Idee ist transsubjektive Substanz und insofern hyperreal.
Um diese eindimensionale subjektive ‚Realität‘ der Ideensubstanz zur Objektivität dreidimensionaler Existenz zu erweitern, involviert sich das SEIENDE NICHTS bewusst durch Abzug seiner Subjektivität und der damit verbundenen Bewusstheit von sich selbst, in einem involutionären Akt hin zu höchst objektiv seiender, alle seine unendlichen transzendenten Möglichkeiten in sich bergender Urmaterie.
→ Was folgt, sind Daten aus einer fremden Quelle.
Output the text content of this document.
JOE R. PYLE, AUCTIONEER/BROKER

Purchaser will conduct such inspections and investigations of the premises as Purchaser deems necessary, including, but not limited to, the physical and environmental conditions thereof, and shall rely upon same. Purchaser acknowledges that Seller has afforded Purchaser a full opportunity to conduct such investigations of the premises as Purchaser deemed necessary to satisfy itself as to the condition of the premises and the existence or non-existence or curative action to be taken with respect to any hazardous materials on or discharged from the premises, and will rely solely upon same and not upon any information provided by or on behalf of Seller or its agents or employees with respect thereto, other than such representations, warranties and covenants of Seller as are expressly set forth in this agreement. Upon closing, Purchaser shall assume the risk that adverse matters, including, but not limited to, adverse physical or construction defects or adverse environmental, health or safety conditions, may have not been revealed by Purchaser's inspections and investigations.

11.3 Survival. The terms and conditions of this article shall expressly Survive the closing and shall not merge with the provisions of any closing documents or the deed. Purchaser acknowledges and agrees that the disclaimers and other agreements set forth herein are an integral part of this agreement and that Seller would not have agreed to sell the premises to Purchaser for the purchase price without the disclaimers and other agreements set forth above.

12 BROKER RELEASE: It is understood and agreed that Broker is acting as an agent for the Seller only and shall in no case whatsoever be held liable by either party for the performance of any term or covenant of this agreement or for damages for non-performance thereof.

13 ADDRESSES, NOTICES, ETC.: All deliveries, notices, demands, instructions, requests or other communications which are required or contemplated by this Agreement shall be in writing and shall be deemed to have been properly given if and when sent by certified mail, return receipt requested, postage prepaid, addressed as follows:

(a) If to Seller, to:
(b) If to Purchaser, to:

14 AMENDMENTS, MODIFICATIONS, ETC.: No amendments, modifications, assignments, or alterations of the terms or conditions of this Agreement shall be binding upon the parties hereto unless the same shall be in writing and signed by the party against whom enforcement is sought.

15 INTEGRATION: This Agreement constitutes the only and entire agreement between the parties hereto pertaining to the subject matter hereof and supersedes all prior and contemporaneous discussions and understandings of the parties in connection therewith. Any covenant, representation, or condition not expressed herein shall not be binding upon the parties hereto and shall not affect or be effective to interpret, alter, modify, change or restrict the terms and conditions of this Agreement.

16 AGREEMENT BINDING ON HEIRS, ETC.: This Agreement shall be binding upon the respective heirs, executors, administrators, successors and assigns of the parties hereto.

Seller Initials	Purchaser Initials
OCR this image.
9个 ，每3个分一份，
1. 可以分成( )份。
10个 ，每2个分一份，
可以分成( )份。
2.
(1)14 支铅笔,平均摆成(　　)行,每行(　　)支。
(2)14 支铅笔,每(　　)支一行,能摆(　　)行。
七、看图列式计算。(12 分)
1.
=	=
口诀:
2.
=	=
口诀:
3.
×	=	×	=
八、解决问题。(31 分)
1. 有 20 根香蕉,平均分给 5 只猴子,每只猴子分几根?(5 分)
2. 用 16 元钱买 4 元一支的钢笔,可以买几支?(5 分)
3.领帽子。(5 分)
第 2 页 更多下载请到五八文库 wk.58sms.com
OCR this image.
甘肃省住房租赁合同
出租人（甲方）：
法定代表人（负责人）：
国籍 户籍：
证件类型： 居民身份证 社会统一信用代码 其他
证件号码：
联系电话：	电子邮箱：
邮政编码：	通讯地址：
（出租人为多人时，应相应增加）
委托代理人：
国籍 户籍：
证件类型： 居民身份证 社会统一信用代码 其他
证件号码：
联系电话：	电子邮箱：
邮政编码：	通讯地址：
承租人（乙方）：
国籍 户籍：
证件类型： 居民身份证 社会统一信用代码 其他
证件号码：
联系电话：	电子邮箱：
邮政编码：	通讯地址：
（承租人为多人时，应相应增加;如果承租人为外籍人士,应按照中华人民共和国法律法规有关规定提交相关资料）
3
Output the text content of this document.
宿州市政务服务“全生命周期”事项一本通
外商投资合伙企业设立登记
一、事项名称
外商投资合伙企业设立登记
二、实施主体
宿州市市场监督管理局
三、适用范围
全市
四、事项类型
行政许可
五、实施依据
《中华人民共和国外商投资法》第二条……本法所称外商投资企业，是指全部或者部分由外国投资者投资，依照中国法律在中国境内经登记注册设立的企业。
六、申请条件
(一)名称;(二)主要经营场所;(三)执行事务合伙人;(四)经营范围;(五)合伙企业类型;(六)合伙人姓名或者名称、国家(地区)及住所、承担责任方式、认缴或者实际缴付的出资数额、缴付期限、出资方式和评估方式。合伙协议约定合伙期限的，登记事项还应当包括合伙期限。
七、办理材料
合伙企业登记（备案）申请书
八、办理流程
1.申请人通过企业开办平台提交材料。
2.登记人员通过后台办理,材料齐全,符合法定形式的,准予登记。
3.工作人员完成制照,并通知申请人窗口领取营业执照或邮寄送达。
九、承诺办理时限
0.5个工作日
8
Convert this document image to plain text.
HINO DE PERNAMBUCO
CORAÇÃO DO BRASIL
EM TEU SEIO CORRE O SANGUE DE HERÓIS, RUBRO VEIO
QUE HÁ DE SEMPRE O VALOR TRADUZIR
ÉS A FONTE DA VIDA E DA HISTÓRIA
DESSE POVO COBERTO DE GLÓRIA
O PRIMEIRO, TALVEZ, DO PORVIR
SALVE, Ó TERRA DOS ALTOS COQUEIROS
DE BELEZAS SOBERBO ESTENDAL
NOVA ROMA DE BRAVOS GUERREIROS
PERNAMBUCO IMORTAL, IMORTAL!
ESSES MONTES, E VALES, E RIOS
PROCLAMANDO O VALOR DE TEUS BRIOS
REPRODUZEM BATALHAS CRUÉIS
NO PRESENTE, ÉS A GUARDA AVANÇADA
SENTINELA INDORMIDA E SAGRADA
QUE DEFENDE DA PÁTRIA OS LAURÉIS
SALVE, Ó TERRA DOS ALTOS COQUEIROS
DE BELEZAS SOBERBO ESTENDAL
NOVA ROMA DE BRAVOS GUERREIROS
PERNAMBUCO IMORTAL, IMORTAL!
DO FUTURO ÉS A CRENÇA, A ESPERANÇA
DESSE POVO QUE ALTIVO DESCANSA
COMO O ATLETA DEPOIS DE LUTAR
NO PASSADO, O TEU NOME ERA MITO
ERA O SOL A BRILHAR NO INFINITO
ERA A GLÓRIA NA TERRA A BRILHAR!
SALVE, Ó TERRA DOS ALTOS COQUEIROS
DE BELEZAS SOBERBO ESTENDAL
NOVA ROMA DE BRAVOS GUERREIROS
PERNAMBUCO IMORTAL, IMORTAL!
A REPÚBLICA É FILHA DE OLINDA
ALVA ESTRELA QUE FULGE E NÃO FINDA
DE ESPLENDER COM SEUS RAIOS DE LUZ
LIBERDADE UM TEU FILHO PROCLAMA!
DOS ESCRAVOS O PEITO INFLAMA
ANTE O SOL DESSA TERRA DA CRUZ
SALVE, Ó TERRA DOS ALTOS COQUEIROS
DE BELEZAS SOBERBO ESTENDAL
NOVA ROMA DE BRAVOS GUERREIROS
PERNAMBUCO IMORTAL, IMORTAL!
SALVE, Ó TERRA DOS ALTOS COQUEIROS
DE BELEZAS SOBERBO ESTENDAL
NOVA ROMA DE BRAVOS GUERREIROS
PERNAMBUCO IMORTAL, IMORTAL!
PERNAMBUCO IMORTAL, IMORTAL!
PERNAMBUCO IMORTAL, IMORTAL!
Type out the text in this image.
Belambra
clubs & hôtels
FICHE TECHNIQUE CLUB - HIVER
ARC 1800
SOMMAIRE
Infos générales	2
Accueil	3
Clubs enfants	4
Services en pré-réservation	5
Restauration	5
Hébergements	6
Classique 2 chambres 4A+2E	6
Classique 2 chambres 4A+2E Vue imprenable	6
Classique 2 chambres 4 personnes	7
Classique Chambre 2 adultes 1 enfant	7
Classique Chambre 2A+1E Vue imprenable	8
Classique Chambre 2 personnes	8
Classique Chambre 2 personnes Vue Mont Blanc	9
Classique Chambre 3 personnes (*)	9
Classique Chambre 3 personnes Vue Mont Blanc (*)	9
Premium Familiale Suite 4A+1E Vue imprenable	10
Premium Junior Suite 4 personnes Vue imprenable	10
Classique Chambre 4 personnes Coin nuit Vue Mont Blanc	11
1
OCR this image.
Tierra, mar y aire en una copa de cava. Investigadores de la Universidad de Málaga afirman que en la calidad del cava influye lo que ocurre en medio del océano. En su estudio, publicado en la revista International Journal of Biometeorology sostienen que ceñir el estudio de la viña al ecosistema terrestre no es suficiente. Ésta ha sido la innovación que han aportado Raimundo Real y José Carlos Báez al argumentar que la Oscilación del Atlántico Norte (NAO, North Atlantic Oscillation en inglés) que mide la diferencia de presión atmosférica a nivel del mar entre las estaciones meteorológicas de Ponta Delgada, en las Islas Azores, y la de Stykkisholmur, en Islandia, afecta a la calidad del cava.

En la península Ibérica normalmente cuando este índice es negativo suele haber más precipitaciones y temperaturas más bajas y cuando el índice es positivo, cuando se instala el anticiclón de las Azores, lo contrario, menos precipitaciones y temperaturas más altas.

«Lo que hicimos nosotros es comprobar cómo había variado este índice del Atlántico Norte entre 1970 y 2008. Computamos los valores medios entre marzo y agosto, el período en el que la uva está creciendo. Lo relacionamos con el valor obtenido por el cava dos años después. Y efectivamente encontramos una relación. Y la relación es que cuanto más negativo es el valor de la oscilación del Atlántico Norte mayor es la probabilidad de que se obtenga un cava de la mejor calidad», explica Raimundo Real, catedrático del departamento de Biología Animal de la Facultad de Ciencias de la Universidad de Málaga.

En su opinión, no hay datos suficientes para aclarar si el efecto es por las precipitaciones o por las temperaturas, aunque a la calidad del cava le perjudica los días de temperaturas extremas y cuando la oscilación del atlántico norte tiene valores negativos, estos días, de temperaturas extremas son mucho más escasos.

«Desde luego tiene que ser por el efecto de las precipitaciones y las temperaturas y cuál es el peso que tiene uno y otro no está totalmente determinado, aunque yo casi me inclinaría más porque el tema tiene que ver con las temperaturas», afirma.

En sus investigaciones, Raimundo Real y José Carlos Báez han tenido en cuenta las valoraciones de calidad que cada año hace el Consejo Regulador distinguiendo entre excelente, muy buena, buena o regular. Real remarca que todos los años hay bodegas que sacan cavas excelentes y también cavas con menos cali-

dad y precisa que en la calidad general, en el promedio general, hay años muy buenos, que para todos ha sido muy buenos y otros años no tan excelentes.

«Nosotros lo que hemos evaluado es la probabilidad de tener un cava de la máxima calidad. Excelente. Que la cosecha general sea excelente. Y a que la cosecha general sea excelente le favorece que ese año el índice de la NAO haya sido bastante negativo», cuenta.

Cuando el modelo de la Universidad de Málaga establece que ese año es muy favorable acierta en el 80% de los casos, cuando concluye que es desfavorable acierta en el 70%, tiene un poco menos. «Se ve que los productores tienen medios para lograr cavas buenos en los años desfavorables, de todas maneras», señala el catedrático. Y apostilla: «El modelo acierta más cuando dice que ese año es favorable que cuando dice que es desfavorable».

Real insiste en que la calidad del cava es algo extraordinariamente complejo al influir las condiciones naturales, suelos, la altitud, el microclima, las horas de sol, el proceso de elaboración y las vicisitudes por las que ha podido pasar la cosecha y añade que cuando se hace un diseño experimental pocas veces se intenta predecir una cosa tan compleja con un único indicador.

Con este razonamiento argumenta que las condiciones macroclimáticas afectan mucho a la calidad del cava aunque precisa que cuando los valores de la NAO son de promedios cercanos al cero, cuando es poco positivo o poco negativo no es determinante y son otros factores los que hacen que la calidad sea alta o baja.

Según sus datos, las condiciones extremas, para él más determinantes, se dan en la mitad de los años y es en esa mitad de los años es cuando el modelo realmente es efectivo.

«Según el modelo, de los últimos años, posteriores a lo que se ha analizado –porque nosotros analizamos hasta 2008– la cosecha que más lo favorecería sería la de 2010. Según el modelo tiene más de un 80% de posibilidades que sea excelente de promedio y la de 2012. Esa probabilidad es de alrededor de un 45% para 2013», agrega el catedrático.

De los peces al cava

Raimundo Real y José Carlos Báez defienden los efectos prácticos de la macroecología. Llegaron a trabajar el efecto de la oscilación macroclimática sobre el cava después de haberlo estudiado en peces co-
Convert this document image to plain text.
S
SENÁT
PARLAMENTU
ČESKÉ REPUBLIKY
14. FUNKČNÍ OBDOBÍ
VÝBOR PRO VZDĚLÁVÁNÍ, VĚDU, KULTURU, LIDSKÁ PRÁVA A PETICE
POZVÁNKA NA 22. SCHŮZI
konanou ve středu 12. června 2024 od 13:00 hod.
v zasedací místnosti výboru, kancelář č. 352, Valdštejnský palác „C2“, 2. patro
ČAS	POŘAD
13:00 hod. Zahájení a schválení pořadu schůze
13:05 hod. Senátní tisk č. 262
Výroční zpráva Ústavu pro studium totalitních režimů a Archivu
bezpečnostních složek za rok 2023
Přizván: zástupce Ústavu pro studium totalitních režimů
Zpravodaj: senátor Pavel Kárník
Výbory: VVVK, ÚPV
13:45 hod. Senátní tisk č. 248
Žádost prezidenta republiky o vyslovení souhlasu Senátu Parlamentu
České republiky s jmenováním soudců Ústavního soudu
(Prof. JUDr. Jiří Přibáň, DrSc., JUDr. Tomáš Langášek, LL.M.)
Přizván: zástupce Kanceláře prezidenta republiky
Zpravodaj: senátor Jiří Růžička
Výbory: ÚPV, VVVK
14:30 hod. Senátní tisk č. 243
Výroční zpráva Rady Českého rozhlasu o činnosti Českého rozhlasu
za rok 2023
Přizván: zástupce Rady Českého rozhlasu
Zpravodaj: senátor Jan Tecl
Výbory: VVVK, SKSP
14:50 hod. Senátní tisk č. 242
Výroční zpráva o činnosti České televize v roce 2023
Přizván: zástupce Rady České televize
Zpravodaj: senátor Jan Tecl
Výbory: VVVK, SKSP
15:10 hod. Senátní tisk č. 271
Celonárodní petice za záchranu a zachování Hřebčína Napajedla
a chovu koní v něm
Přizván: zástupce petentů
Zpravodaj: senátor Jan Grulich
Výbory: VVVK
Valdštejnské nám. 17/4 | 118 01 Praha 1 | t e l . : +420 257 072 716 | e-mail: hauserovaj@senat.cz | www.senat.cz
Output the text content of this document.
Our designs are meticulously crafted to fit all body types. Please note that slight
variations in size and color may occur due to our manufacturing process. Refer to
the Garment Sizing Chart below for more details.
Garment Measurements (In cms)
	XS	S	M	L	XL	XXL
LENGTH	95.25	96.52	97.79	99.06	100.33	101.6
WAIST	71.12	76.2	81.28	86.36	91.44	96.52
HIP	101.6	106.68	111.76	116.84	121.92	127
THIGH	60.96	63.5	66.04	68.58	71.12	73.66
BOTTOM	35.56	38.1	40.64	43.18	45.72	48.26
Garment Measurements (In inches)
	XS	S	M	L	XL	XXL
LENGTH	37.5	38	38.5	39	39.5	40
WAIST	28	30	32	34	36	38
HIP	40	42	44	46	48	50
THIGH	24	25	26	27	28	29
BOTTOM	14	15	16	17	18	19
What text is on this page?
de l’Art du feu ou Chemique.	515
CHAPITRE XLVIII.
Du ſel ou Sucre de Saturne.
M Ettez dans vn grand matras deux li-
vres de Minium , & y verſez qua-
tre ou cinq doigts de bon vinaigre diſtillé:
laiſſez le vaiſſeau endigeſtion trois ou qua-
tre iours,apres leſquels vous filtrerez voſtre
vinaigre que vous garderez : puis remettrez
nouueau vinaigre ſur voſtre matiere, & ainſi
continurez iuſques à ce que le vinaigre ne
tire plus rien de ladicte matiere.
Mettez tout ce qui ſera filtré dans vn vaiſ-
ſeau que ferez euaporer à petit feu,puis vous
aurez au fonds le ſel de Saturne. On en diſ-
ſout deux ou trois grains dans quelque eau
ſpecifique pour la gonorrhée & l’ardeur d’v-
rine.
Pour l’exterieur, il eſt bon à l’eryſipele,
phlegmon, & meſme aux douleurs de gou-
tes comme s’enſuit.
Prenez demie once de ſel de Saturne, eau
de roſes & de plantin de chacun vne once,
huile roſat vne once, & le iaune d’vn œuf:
Materie ist also, da sie die unendlichen transzendenten Möglichkeiten des SEIENDEN NICHTS in sich birgt, welche omnipotent sind, ebenfalls omnipotent.
Aus Materie, welche objektivierter Geist ist, kann dieser alles machen, da seine unendlichen, transzendenten Möglichkeiten, die im höchsten Subjekt auf dessen Ideenebene frei sind, in der Mater, der Materie, eben nur noch involviert sind und darauf warten, durch den Geist hervorgeholt zu werden.
Weil die objektive Materie jedoch das juxtapositionäre duale Gegenteil innerhalb der geheimen Identität ist - Geist ist leicht, formlos, frei; Materie ist schwer, unterliegt formalen, physischen, universellen Gesetzen und ist von A - Z determiniert -, ist ihre Versubjektivierung nicht leicht, und die Möglichkeit ihrer Verwesenhaftung unterliegt dem Gesetz der Endlichkeit, der Hervorbringung und Auflösung ihrer formalen Experimente, dem Anfang und dem Ende der Form und darum dem Leben und Tod.
Erst die nicht mehr weiter zu vervollkommnende, unüberbietbare Form und der ihr innewohnende, Wahrheit widerspiegelnde geistige Inhalt, die sich gegenseitig bedingen, schaffen Unsterblichkeit höchsten formalen Ausdrucks, also ewiges, wesenhaftes Leben im Universum und auf Erden.